Le 30 août 2018, un procès-verbal d'état des lieux de sortie a été dressé en présence de Mme [I], laquelle avait été convoquée à cette fin par lettre recommandée avec avis de réception du 9 août 2018. Cet état des lieux de sortie mentionnait notamment un mauvais état d'entretien ainsi que des dégradations des revêtements de sol et muraux, un lavabo arraché.
Le 20 septembre 2019, un plan d'apurement de la dette de réparations locatives évaluées à la somme de 5.688,68 euros a été conclu entre les parties.
Le 17 février 2022 , le conciliateur de justice du tribunal judiciaire de Coutances a établi un constat d'accord entre les parties, indiquant que Mme [I] s'engageait à s'acquitter envers la société HLM Coutances-Granville de sa dette d'un montant de 4.178,70 euros au titre du loyer impayé d'août 2018, des travaux de remise en état du logement, de la moitié des frais d'huissier, déduction faite du dépôt de garantie, de la régularisation des charges et des versements effectués, par mensualités d'un montant de 80 euros le 10 mars 2022 , de 40 euros du 10 avril 2022 au 10 septembre 2030 et de 18,70 euros le 10 octobre 2030, le non-respect d'une seule de ces échéances à son terme exact entraînant l'exigibilité immédiate de l'intégralité des sommes restant dues.
Aux termes de ce constat d'accord, la société HLM Coutances-Granville et Mme [I] déclaraient accepter expressément que, le cas échéant, cet accord puisse faire l'objet d'une requête aux fins d'homologation présentée au juge compétent par l'une ou l'autre des parties.
Le 7 mars 2022 , la société HLM Coutances-Granville a présenté une requête aux fins d'homologation de cet accord au juge des contentieux de la protection du tribunal judiciaire de Coutances.
Par ordonnance du 13 avril 2022 , le juge des contentieux de la protection du tribunal judiciaire de Coutances a rejeté cette requête.
Selon déclaration du 2 mai 2022 , la société HLM Coutances-Granville a interjeté appel de cette décision.
Par dernières conclusions du 3 juin 2022 , l'appelante demande à la cour d'infirmer l'ordonnance attaquée, statuant à nouveau, d'homologuer le constat d'accord établi le 17 février 2022 par les parties et le conciliateur de justice du tribunal judiciaire de Coutances et de rendre exécutoire ledit constat d'accord.

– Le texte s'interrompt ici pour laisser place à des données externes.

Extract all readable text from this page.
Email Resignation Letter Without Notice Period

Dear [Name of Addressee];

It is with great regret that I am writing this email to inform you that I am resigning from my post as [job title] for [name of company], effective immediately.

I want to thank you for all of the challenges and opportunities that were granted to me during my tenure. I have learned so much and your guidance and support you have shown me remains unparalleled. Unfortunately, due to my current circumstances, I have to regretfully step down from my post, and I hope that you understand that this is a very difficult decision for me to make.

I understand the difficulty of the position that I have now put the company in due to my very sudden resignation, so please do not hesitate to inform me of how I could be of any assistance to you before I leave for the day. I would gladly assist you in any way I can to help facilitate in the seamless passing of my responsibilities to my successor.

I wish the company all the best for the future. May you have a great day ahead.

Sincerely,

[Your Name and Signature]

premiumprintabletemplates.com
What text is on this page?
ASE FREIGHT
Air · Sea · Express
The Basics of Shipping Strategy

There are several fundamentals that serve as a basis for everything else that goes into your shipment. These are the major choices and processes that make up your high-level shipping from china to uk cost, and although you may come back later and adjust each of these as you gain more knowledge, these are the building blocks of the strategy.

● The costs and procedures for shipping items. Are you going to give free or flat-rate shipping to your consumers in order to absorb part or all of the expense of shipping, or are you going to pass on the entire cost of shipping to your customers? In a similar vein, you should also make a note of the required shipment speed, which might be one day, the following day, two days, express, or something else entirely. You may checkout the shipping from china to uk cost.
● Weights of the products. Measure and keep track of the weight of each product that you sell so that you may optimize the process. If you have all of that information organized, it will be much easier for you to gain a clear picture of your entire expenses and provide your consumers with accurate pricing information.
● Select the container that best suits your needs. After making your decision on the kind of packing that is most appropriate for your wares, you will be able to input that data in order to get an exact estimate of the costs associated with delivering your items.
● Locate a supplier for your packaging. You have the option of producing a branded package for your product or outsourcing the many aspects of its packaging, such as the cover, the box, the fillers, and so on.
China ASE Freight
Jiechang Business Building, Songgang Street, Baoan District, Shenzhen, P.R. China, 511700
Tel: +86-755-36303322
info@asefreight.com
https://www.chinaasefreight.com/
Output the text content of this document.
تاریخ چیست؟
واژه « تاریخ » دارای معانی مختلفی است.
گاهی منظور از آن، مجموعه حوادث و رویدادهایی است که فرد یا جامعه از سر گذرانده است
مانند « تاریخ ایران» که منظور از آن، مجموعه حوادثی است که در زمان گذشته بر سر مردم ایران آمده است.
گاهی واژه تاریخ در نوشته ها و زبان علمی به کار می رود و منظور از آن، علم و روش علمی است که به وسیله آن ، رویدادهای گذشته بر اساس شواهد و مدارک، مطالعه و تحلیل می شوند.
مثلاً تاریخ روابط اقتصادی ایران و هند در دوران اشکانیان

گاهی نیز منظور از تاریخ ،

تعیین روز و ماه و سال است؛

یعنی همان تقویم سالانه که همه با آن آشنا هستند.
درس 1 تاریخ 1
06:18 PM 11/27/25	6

Le 2 mai 2022 , le dossier a été communiqué au ministère public qui, le 16 mai 2022 , a indiqué s'en rapporter.
Pour plus ample exposé des prétentions et moyens, il est référé aux dernières écritures de la partie appelante.
MOTIVATION
Selon les articles 1565, 1566 et 1567 du code de procédure civile , l'accord auquel sont parvenues les parties à une conciliation peut être soumis, aux fins de le rendre exécutoire, à l'homologation du juge compétent pour connaître du contentieux dans la matière considérée.
Le juge à qui est soumis l'accord ne peut en modifier les termes.
Le juge statue sur la requête qui lui est présentée sans débat, à moins qu'il n'estime nécessaire d'entendre les parties.
Aux termes de l' article 1541 du code de procédure civile , la demande tendant à l'homologation de l'accord issu de la conciliation est présentée au juge par requête de l'ensemble des parties à la conciliation ou de l'une d'elles, avec l'accord exprès des autres.
Pour rejeter la requête en homologation présentée par la société HLM Coutances-Granville, le premier juge a, au visa des articles 131 alinéa 2, 1541, 1565 et suivants du code de procédure civile , 2 et 7 de la loi du 6 juillet 1989 , retenu que les dispositions de la loi du 6 juillet 1989 s'imposent aux parties qui ne peuvent y déroger et, compte tenu du montant du coût des réparations locatives mises à la charge du locataire au regard des cinq années d'occupation des lieux, que ce constat d'accord conduisait à faire supporter à ce dernier une remise à neuf du logement alors que la durée d'occupation des lieux entraîne nécessairement une vétusté.
Il a invité le bailleur à saisir au fond la juridiction compétente.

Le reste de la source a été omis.